Eiser heeft tegen het bestreden besluit beroep ingesteld.

Verweerder heeft een verweerschrift ingediend.

Eiser heeft nadere stukken ingediend.

Het onderzoek ter zitting heeft plaatsgevonden op 3 april 2019, waarbij de zaak samen met de zaken SGR 18/2461 en SGR 18/2460 gevoegd is behandeld.

Eiser is verschenen, bijgestaan door zijn gemachtigde.

Verweerder heeft zich laten vertegenwoordigen door zijn gemachtigde.

Tevens waren ter zitting aanwezig [A] en [B].

Na de zitting is deze zaak gesplitst van de zaken SGR 18/2461en SGR 18/2460. In die zaken is vandaag afzonderlijk uitspraak gedaan.

Overwegingen

1.1.

Eiser, geboren op [geboortedatum] 1967, heeft sinds 1997 de functie van helikoptervlieger.

1.2.

Vóór 1 juli 2016 kon de ambtenaar die werkzaam was in deze functie op 55-jarige leeftijd met functioneel leeftijdsontslag (hierna: FLO), op grond van artikel 88a, eerste lid, (oud) van het Besluit algemene rechtspositie politie (hierna: het Barp).

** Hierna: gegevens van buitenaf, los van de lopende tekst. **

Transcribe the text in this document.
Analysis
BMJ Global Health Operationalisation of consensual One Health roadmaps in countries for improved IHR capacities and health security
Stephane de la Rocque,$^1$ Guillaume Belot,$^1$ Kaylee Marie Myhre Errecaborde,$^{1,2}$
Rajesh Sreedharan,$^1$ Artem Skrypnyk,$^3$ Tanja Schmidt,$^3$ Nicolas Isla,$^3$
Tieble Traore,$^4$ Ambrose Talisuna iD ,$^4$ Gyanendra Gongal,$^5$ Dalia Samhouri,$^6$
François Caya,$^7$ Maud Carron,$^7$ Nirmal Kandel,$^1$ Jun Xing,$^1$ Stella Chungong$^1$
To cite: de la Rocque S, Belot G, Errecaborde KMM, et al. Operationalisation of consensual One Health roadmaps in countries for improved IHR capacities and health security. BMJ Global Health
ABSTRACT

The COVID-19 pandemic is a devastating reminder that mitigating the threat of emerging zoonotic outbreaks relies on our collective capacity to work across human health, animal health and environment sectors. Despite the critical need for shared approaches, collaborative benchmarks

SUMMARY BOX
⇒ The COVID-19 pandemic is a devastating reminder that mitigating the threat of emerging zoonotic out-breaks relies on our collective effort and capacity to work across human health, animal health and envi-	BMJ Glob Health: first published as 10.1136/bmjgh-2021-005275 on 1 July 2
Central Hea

De pensioengerechtigde leeftijd bedoeld in de Algemene Ouderdomswet (AOW) (hierna: de AOW-leeftijd) van 65 jaar wordt vanaf 2013 in stappen verhoogd tot 67 jaar in 2021. Vanaf 2022 wordt de AOW-leeftijd gekoppeld aan de levensverwachting (Wet verhoging AOW- en pensioenrichtleeftijd, Stb. 2012, 328, en de Wet van 4 juni 2015, Stb. 2015, 218).

In verband met de verhoging van de AOW-leeftijd en door wijziging van artikel 88a, eerste lid, van het Barp (nieuw), kan de ambtenaar werkzaam als helikoptervlieger, zoals eiser, met ingang van 1 juli 2016 niet langer op 55-jarige leeftijd met FLO. Dit kan maximaal tien jaar voor het moment dat hij de AOW-leeftijd bereikt.

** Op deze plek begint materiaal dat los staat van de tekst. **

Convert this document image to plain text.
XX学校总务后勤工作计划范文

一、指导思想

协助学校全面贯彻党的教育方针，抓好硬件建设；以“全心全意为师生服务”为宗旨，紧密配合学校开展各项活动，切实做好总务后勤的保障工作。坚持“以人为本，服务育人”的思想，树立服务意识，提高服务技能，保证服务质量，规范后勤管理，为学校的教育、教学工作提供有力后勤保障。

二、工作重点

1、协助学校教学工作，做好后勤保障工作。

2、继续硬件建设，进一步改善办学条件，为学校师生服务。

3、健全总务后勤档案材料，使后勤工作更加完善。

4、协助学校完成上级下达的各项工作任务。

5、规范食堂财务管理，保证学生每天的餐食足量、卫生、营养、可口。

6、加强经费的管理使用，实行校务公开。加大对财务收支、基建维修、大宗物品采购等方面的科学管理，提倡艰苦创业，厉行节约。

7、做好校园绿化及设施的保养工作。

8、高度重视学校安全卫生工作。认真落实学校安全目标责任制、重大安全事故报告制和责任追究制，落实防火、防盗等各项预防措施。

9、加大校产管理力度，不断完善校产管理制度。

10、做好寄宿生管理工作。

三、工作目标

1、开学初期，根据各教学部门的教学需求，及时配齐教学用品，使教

2. In het Georganiseerd Overleg in Politieambtenarenzaken van 2 juni 2016 is overeenstemming bereikt over maatwerkafspraken voor 11 vliegers van de Landelijke eenheid. Op 30 juni 2016 heeft verweerder deze maatwerkafspraken vastgesteld.

Bij het primaire besluit is aan eiser een afschrift van de voor hem geldende maatwerkafspraken verstrekt.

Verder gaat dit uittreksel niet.